More efficient chip manufacturing solutions like this could cut data centre energy use by around 10%. Citing World Economic Forum data, the EPO notes global data centres consume 460 TWh annually (equal to 153m households). Rising computing demand could push data centre energy use to over 3% of global CO2 emissions this year.

This breakthrough earned Potočnik and her Nanomation colleagues a place among the ten Tomorrow Shapers shortlisted for the Young Inventors Prize.

The Young Inventors Prize honours innovators under 30 tackling global challenges with technology. An independent jury selected the finalists from 450 candidates. Potočnik will receive the award at a ceremony in Iceland in mid-June.

Potočnik studied Materials Science and Engineering at Manchester after attending secondary school in Maribor. Graduating in 2020, she pursued a PhD in Nanofabrication at Cambridge.
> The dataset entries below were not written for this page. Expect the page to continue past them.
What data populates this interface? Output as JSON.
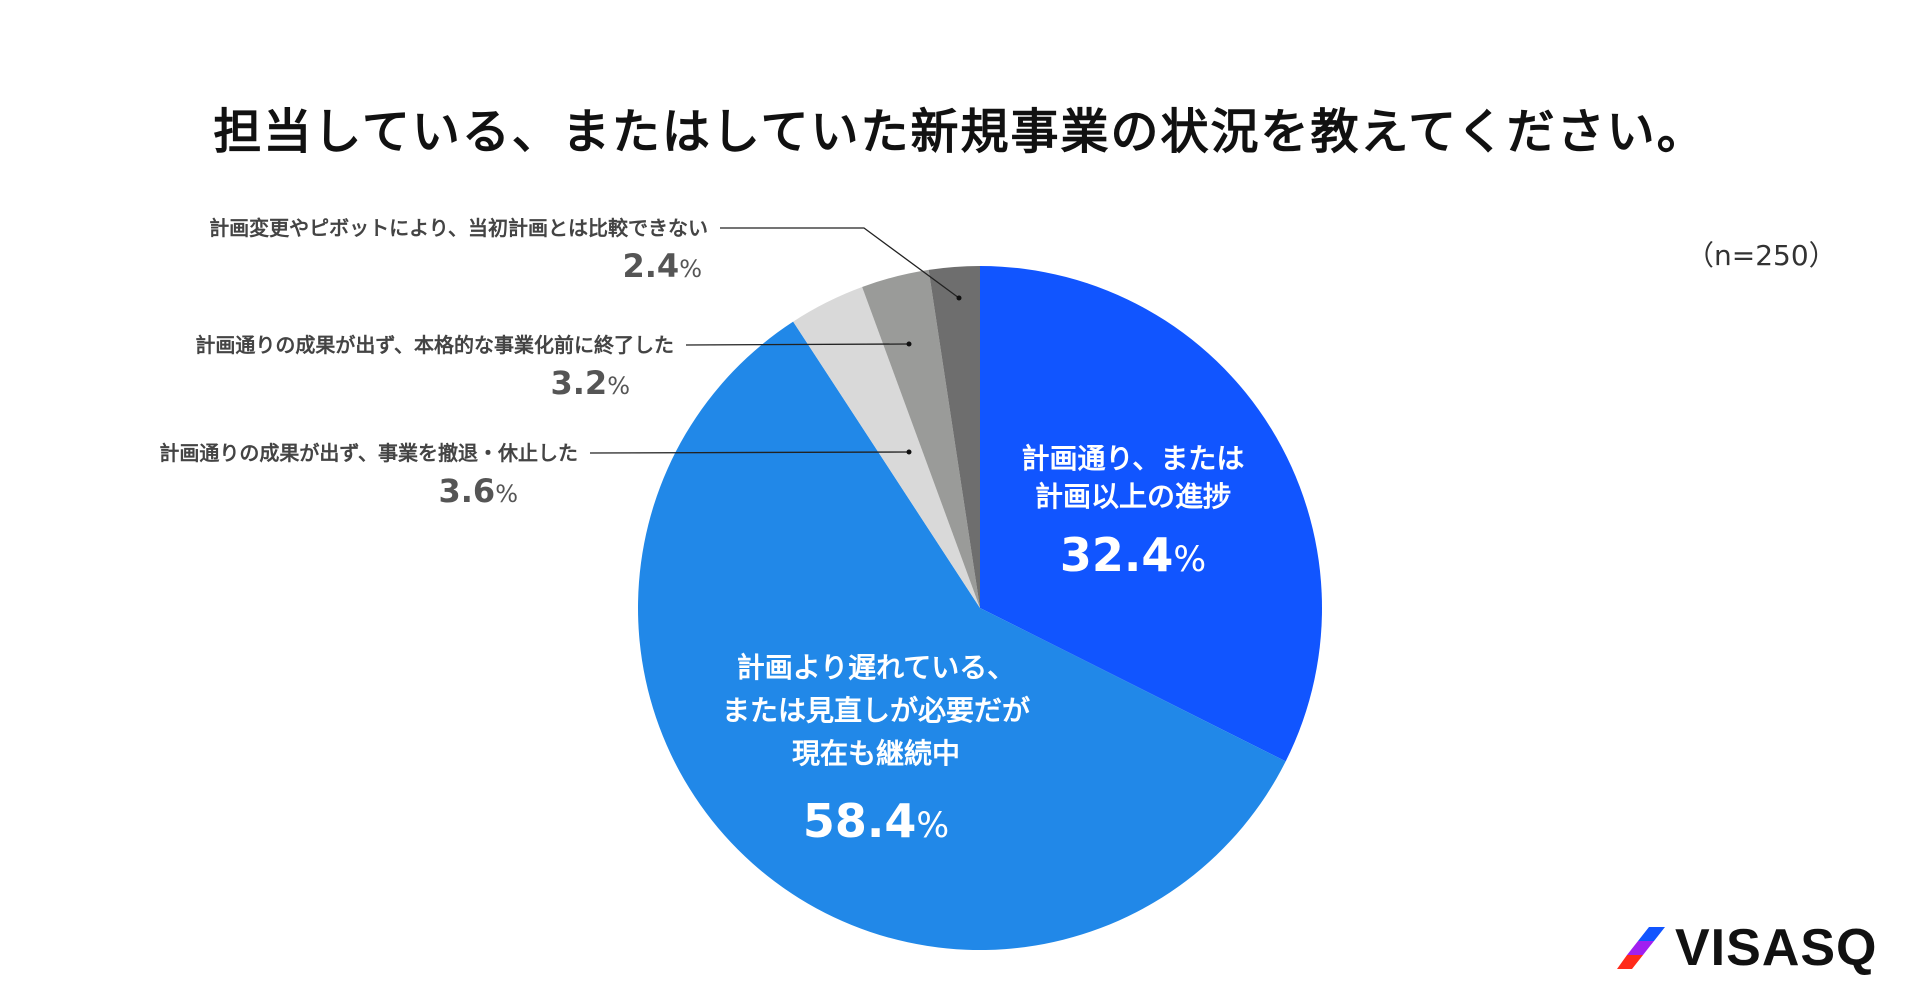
{
  "chart_data": {
    "type": "pie",
    "title": "担当している、またはしていた新規事業の状況を教えてください。",
    "note": "（n=250）",
    "slices": [
      {
        "label": "計画通り、または計画以上の進捗",
        "label_lines": [
          "計画通り、または",
          "計画以上の進捗"
        ],
        "value": 32.4,
        "value_text": "32.4",
        "color": "#1155FF",
        "placement": "inside"
      },
      {
        "label": "計画より遅れている、または見直しが必要だが現在も継続中",
        "label_lines": [
          "計画より遅れている、",
          "または見直しが必要だが",
          "現在も継続中"
        ],
        "value": 58.4,
        "value_text": "58.4",
        "color": "#2188E8",
        "placement": "inside"
      },
      {
        "label": "計画通りの成果が出ず、事業を撤退・休止した",
        "label_lines": [
          "計画通りの成果が出ず、事業を撤退・休止した"
        ],
        "value": 3.6,
        "value_text": "3.6",
        "color": "#D9D9D9",
        "placement": "outside"
      },
      {
        "label": "計画通りの成果が出ず、本格的な事業化前に終了した",
        "label_lines": [
          "計画通りの成果が出ず、本格的な事業化前に終了した"
        ],
        "value": 3.2,
        "value_text": "3.2",
        "color": "#9A9B99",
        "placement": "outside"
      },
      {
        "label": "計画変更やピボットにより、当初計画とは比較できない",
        "label_lines": [
          "計画変更やピボットにより、当初計画とは比較できない"
        ],
        "value": 2.4,
        "value_text": "2.4",
        "color": "#6E6E6E",
        "placement": "outside"
      }
    ],
    "percent_sign": "%",
    "start": "top",
    "direction": "clockwise"
  },
  "logo": {
    "text": "VISASQ",
    "colors": [
      "#1155FF",
      "#A020F0",
      "#FF2A1A"
    ]
  }
}
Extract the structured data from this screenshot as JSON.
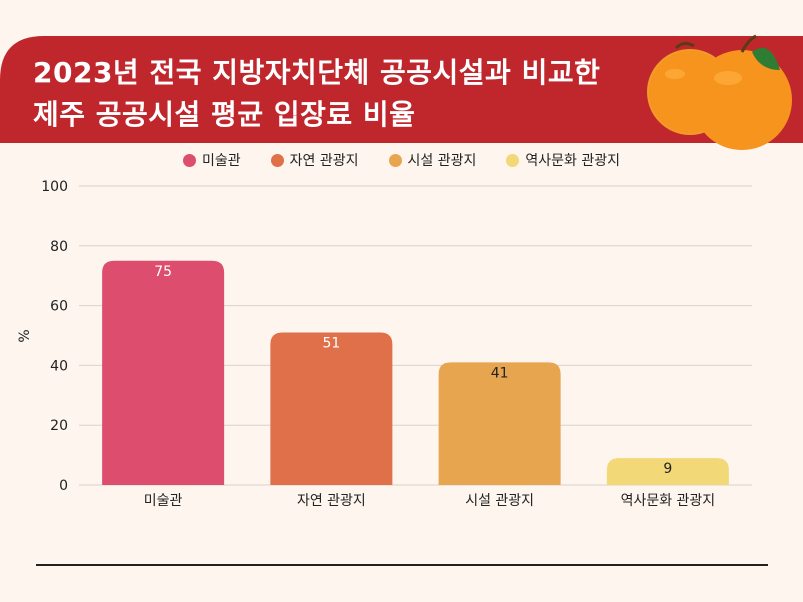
{
  "header": {
    "title_line1": "2023년 전국 지방자치단체 공공시설과 비교한",
    "title_line2": "제주 공공시설 평균 입장료 비율",
    "banner_color": "#c0272d",
    "illustration": "tangerines"
  },
  "chart_data": {
    "type": "bar",
    "categories": [
      "미술관",
      "자연 관광지",
      "시설 관광지",
      "역사문화 관광지"
    ],
    "values": [
      75,
      51,
      41,
      9
    ],
    "colors": [
      "#dc4d6e",
      "#e0704a",
      "#e8a550",
      "#f3d877"
    ],
    "label_colors": [
      "#ffffff",
      "#ffffff",
      "#222222",
      "#222222"
    ],
    "ylabel": "%",
    "ylim": [
      0,
      100
    ],
    "yticks": [
      0,
      20,
      40,
      60,
      80,
      100
    ],
    "grid": true,
    "legend_position": "top"
  }
}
Supported by Cambridge Enterprise, Potočnik's team filed a patent and secured funding to scale the solution. Nanomation is now actively seeking partnerships with semiconductor manufacturers.

"Reliability, repeatability, and manufacturing integration are crucial in industry," Potočnik stated, quoted by the EPO. "Even great technology has less value if it can't be scaled. We focus equally on performance, reliability, and manufacturability."